Menurut dia, dengan angka CDS yang terpaut tak jauh berbeda, yield yang ditawarkan obligasi pemerintah Indonesia atau SUN acuan 10 tahun masih jauh lebih menarik ketimbang Filipina dan Vietnam, misalnya. "Selain itu, jika dilihat dalam kurun lima tahun, tren CDS Indonesia sebetulnya menurun," ujar Josua, Rabu (20/6).


Secara fundamental, Josua menambahkan, Indonesia juga masih menunjukkan performa yang positif. Lembaga pemeringkat global S&P bahkan telah mengonfirmasi rating Indonesia masih dalam kategori investment grade (BBB-) dan beroutlook stabil. "Masuknya Indonesia dalam Bloomberg Barclays Index di pertengahan tahun ini turut jadi bukti sekaligus sentimen positif yang diharapkan dapat menahan tingkat risiko investasi kita," kata dia.

Meski demikian, persepsi risiko investasi ini juga sangat bergantung pada respon dari regulator, dalam hal ini Bank Indonesia, untuk menjadi stabilitas nilai tukar rupiah.

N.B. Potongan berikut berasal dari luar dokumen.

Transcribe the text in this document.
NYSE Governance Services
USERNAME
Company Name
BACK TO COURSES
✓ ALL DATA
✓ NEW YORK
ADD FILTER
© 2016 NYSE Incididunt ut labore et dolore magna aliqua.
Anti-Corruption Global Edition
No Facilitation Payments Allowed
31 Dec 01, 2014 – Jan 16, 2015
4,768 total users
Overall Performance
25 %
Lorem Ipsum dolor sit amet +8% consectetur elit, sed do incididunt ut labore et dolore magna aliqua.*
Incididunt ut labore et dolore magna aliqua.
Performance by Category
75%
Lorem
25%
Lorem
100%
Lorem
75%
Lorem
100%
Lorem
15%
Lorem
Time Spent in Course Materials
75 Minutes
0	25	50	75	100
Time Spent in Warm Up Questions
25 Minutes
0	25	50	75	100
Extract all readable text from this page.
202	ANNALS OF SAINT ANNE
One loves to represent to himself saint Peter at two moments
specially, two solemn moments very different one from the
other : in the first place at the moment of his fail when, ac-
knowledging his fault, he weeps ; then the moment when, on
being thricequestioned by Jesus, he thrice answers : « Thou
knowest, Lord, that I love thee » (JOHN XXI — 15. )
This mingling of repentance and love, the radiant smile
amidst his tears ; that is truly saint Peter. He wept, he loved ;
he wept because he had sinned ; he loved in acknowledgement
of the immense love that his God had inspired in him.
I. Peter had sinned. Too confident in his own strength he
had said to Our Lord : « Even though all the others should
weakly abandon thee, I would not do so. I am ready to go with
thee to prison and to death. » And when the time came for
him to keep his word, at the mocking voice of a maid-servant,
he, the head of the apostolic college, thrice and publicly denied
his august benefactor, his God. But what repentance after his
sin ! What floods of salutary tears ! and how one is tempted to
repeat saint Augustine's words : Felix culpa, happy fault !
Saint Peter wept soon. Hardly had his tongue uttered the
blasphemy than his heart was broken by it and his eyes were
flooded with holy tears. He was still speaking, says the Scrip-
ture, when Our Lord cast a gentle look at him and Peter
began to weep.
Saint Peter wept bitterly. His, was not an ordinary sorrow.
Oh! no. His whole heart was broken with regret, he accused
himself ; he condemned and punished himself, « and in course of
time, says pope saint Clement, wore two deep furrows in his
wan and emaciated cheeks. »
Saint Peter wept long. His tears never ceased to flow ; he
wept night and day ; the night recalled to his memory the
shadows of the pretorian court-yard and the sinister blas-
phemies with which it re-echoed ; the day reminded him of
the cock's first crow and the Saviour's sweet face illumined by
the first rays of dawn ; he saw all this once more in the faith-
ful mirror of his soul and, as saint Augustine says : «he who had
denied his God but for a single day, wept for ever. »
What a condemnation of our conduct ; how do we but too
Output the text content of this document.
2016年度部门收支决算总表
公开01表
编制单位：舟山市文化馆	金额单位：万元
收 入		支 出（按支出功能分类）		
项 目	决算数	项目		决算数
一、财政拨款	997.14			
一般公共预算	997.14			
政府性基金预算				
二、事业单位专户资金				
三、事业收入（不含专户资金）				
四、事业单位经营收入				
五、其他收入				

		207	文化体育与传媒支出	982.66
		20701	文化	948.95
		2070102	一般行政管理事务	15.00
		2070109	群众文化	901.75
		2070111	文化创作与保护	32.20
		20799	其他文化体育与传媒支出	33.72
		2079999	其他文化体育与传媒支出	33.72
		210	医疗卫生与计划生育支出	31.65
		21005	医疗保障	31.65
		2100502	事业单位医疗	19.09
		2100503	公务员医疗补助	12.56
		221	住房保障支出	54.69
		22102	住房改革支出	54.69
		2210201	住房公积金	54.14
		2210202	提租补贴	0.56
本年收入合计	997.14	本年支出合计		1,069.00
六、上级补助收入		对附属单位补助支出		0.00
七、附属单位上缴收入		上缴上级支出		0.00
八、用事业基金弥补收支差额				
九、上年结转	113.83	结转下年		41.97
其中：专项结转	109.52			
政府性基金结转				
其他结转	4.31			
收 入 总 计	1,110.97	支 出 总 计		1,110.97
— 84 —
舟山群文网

Meski indikator makroekonomi cenderung solid, Josua menilai, nilai tukar tetap menjadi faktor terpenting di mata investor.

"Tingkat risiko yang tinggi memang bisa diimbangi dengan kenaikan suku bunga untuk menaikkan daya tarik, tapi tetap harus meninjau lagi seberapa dalam koreksi yang terjadi di pasar obligasi," ujar Josua.

Senada, Head of Economist Pefindo, Fikri Permana, enggan terburu-buru menyimpulkan perlunya Bank Indonesia mengerek suku bunga acuan lagi di Rapat Dewan Gubernur pada 28 Juni mendatang. Menurutnya, saat ini pihak otoritas moneter dan fiskal lebih baik menjaga nilai yield di pasar primer maupun sekunder agar tidak terlalu tinggi.

Fikri berpendapat, kalau suku bunga dinaikkan lagi, persepsi risiko Indonesia di mata investor dikhawatirkan semakin kurang baik. "Bisa jadi kita dianggap terlalu sering merespon kebijakan global dengan kenaikan suku bunga yang mengisyaratkan otoritas tidak pede dengan ekonomi dalam negeri," imbuhnya.